The Material and Methods section includes the explanation of the assay procedure and the experimental setup. In many cases the physiological biochemical reaction is not used for high throughput screening the measurement but alternative substrates are included in the experimental setup. The Results part describes in detail the measured and analyzed data which are frequently represented in tables and figures. Sometimes this
section already contains the Discussion of the results which relates and compares the information to data from other experimentalists. The Discussion or Summary concludes and often repeats parts of the results.
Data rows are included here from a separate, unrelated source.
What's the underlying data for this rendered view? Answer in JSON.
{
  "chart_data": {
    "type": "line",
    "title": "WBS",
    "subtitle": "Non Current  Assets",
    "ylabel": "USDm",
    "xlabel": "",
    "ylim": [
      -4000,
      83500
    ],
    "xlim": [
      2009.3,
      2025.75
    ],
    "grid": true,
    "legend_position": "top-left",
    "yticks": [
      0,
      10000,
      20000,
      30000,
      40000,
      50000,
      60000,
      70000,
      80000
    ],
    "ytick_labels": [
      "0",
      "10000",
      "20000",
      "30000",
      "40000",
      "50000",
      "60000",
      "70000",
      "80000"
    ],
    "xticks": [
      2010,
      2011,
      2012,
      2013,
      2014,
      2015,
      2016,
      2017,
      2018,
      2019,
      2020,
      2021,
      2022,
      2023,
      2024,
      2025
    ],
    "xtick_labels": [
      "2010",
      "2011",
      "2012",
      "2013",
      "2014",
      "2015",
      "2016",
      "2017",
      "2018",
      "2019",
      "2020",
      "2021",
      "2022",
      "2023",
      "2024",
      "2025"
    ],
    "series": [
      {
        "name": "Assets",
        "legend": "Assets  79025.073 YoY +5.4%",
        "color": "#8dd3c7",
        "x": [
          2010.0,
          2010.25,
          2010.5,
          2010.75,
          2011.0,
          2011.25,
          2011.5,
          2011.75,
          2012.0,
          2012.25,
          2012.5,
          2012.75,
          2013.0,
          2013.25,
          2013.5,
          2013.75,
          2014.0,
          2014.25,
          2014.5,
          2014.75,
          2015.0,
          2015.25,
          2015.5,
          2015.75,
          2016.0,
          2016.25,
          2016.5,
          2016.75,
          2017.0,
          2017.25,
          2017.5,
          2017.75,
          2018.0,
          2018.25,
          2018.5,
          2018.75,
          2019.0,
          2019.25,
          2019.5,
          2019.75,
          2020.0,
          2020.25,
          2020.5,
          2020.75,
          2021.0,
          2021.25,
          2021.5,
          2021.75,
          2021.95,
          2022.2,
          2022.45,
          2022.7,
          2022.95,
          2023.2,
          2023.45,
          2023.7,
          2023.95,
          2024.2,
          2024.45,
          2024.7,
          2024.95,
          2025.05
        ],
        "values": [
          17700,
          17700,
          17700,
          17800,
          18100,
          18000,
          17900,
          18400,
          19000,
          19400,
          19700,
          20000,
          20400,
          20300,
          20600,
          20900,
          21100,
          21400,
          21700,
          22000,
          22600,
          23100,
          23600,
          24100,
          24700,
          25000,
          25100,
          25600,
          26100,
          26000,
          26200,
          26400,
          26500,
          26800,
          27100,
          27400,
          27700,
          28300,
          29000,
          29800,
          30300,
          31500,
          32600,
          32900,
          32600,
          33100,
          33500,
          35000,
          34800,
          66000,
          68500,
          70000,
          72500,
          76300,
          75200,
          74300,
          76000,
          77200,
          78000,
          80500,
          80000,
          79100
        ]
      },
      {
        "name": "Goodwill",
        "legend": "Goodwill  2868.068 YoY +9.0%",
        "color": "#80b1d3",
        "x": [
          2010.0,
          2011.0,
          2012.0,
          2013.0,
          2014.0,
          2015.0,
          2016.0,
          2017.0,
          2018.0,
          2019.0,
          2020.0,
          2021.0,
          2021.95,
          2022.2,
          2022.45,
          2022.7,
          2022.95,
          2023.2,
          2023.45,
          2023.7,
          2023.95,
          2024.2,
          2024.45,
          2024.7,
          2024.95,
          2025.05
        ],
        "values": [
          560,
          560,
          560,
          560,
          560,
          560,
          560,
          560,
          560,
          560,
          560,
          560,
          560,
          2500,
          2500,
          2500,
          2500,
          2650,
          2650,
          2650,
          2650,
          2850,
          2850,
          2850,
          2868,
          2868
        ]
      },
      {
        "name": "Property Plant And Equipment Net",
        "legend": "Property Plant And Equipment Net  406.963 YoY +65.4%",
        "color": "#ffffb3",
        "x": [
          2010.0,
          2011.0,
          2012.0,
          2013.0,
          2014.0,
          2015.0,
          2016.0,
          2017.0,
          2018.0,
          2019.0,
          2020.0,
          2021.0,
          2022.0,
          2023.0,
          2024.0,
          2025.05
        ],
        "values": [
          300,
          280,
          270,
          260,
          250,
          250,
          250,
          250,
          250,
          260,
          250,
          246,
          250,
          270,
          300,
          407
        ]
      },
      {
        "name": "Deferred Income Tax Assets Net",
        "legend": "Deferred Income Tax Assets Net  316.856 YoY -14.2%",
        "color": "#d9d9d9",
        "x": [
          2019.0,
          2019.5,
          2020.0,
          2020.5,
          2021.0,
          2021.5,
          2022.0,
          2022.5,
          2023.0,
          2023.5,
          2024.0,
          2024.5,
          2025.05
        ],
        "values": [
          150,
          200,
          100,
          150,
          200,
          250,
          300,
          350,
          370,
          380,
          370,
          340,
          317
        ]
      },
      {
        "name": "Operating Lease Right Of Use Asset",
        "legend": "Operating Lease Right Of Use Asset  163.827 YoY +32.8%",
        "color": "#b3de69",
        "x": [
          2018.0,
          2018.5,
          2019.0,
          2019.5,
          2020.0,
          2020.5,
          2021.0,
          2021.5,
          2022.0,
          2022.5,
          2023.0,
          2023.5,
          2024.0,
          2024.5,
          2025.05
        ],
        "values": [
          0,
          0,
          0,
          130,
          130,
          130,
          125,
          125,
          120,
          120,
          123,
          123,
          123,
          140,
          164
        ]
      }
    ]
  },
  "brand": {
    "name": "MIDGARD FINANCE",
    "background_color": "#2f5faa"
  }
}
This classical paper structure results in a scattering of the relevant data in the paper: Figure 1 shows six pages of a selected full paper containing a color-coded representation of the distribution of different data within a publication. The colors are used to distinguish between different types of information (e.g. protein data, relevant experimental methods, or kinetic data). Figure 1 also represents the same data structured in an SABIO-RK database entry. The data described within the example publication results in 23 different entries in SABIO-RK, each entry having the same structure. The segregation of related data within a paper makes automatic information extraction very difficult. Without understanding of the complete paper, it is almost impossible to collect and restructure the data in a correct
way. Therefore the available tools for automatic information extraction are not suitable for the full extraction ABT-263 order process. For example, if there is a description of a kinetic law equation used for the determination of kinetic parameters all values given in the equation should be extracted and inserted Dolutegravir datasheet in the database entry. For the example paper in Figure 1 passages in the text containing kinetic parameters and data about
the mathematical equation are highlighted in green showing that the data are distributed in the text and also written in tables and displayed in figures. This is a typical way of writing it in a paper. Based on these findings we investigated the distribution and representation format of kinetic parameters within the above mentioned list of about 300 articles. Kinetic parameters (e.g. Km, Ki, kcat, Vmax) which are important for the description of enzyme and reaction characteristics and comprise the key data of the SABIO-RK database can be found in three types of representations, in (i) free text, (ii) tables and (iii) figures. Such an inconsistent representation makes it hard to use or develop automatic information-extraction methods. Parameters are described in free text in 80% of the analyzed articles, displayed in tables in about 65% and in figures in about 8%. In 31.8% of the publications parameters are only within free text and in 18.2% only in tables. About 42% of the papers have parameters both in text and tables.